05. Video Generation

What This Chapter Covers

AI video generation is a technology that takes text, images, or existing video as input and creates new videos. While image generation produces a single still picture, video generation creates dozens to hundreds of consecutive frames while maintaining temporal consistency.

In this chapter, you will learn:

The five types of AI video generation (T2V, I2V, FLF2V, V2V)
The basic structure of the video pipeline and how it differs from the image pipeline
A model selection guide based on your purpose and environment

Video Generation Types

AI video generation is divided into several types based on the kind of input data.

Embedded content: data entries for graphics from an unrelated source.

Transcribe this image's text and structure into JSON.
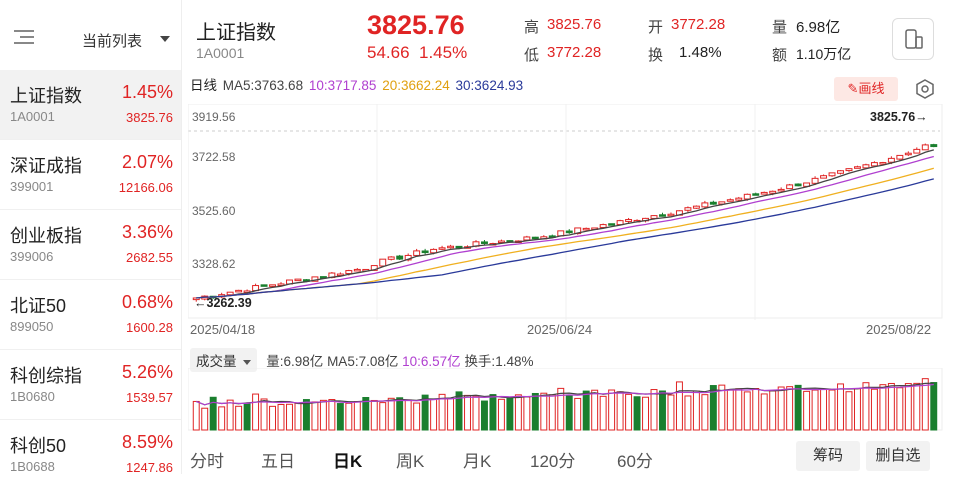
{
  "sidebar": {
    "title": "当前列表",
    "items": [
      {
        "name": "上证指数",
        "code": "1A0001",
        "pct": "1.45%",
        "value": "3825.76"
      },
      {
        "name": "深证成指",
        "code": "399001",
        "pct": "2.07%",
        "value": "12166.06"
      },
      {
        "name": "创业板指",
        "code": "399006",
        "pct": "3.36%",
        "value": "2682.55"
      },
      {
        "name": "北证50",
        "code": "899050",
        "pct": "0.68%",
        "value": "1600.28"
      },
      {
        "name": "科创综指",
        "code": "1B0680",
        "pct": "5.26%",
        "value": "1539.57"
      },
      {
        "name": "科创50",
        "code": "1B0688",
        "pct": "8.59%",
        "value": "1247.86"
      }
    ]
  },
  "quote": {
    "name": "上证指数",
    "code": "1A0001",
    "price": "3825.76",
    "change": "54.66",
    "change_pct": "1.45%",
    "high_label": "高",
    "high": "3825.76",
    "low_label": "低",
    "low": "3772.28",
    "open_label": "开",
    "open": "3772.28",
    "turnover_label": "换",
    "turnover": "1.48%",
    "volume_label": "量",
    "volume": "6.98亿",
    "amount_label": "额",
    "amount": "1.10万亿"
  },
  "chart": {
    "period_label": "日线",
    "ma5": "MA5:3763.68",
    "ma10": "10:3717.85",
    "ma20": "20:3662.24",
    "ma30": "30:3624.93",
    "draw_label": "画线",
    "y_labels": [
      "3919.56",
      "3722.58",
      "3525.60",
      "3328.62"
    ],
    "max_label": "3825.76→",
    "min_label": "←3262.39",
    "dates": [
      "2025/04/18",
      "2025/06/24",
      "2025/08/22"
    ],
    "colors": {
      "up": "#e02424",
      "down": "#1a7f2e",
      "ma5": "#444444",
      "ma10": "#b040d0",
      "ma20": "#f0b020",
      "ma30": "#2a3a9a"
    }
  },
  "volume": {
    "selector": "成交量",
    "vol": "量:6.98亿",
    "ma5": "MA5:7.08亿",
    "ma10": "10:6.57亿",
    "turnover": "换手:1.48%"
  },
  "tabs": [
    "分时",
    "五日",
    "日K",
    "周K",
    "月K",
    "120分",
    "60分"
  ],
  "active_tab": "日K",
  "buttons": {
    "chips": "筹码",
    "remove": "删自选"
  }
}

For video models, we use the most representative Wan 2.2 model as the standard.

Wan 2.2 14B - Text to Video

Generates video from text prompts alone. When you describe a scene like “A cat walking through a garden,” the AI creates a moving video.

T2V Workflow

Offers the highest degree of freedom, but it can be difficult to precisely control the desired result
Most video models support T2V as a baseline

Wan 2.2 14B - Image to Video

Takes a single still image as input and generates a video where that image comes to life. You can create effects like a person in a photo walking or wind blowing through a landscape.

I2V Workflow

Provides high consistency since the starting frame can be precisely maintained

Wan 2.2 14B - First-Last Frame to Video

Given two images — a start image and an end image — it generates a video that naturally transitions between them.

FLF2V Workflow

Allows precise control of both the start and end, making it ideal for storyboard-based work

Which Model Should You Choose?

Recommendations by Purpose

Purpose	Recommended Model	Reason
Getting started	Wan 2.1 T2V (1.3B)	Lightweight and fast, suitable for understanding the basic pipeline
General high quality	Wan 2.2 14B (Turbo)	Fast with 4-step turbo while maintaining 14B model quality
Image to Video	Wan 2.2 I2V	Stable I2V output
Video control (V2V)	Wan 2.2 Fun Control	Canny-based motion control, style conversion
First/last frame control	Wan 2.2 FLF2V	Precisely specify the start and end

Recommendations by Environment

VRAM	Recommended Model	Notes
8~12GB	Wan 2.1 T2V (1.3B)	Lightweight model, lower resolution/frame count
12~16GB	Wan 2.2 5B, Wan 2.1 14B	Mid-range models, leverage fp8 quantization
16~24GB	Wan 2.2 14B (Turbo)	Capable of running most video workflows
24GB+	All models	Can generate at high resolution with many frames

Key Takeaways

Things to Remember

Control level increases in the order of T2V -> I2V -> V2V. If text alone is not enough, use image input; if you need even more precise control, use video input.
Wan 2.2 is a model that supports various video generation types.
Video generation requires significantly more VRAM and time than image generation. Start with low resolution and a small number of frames.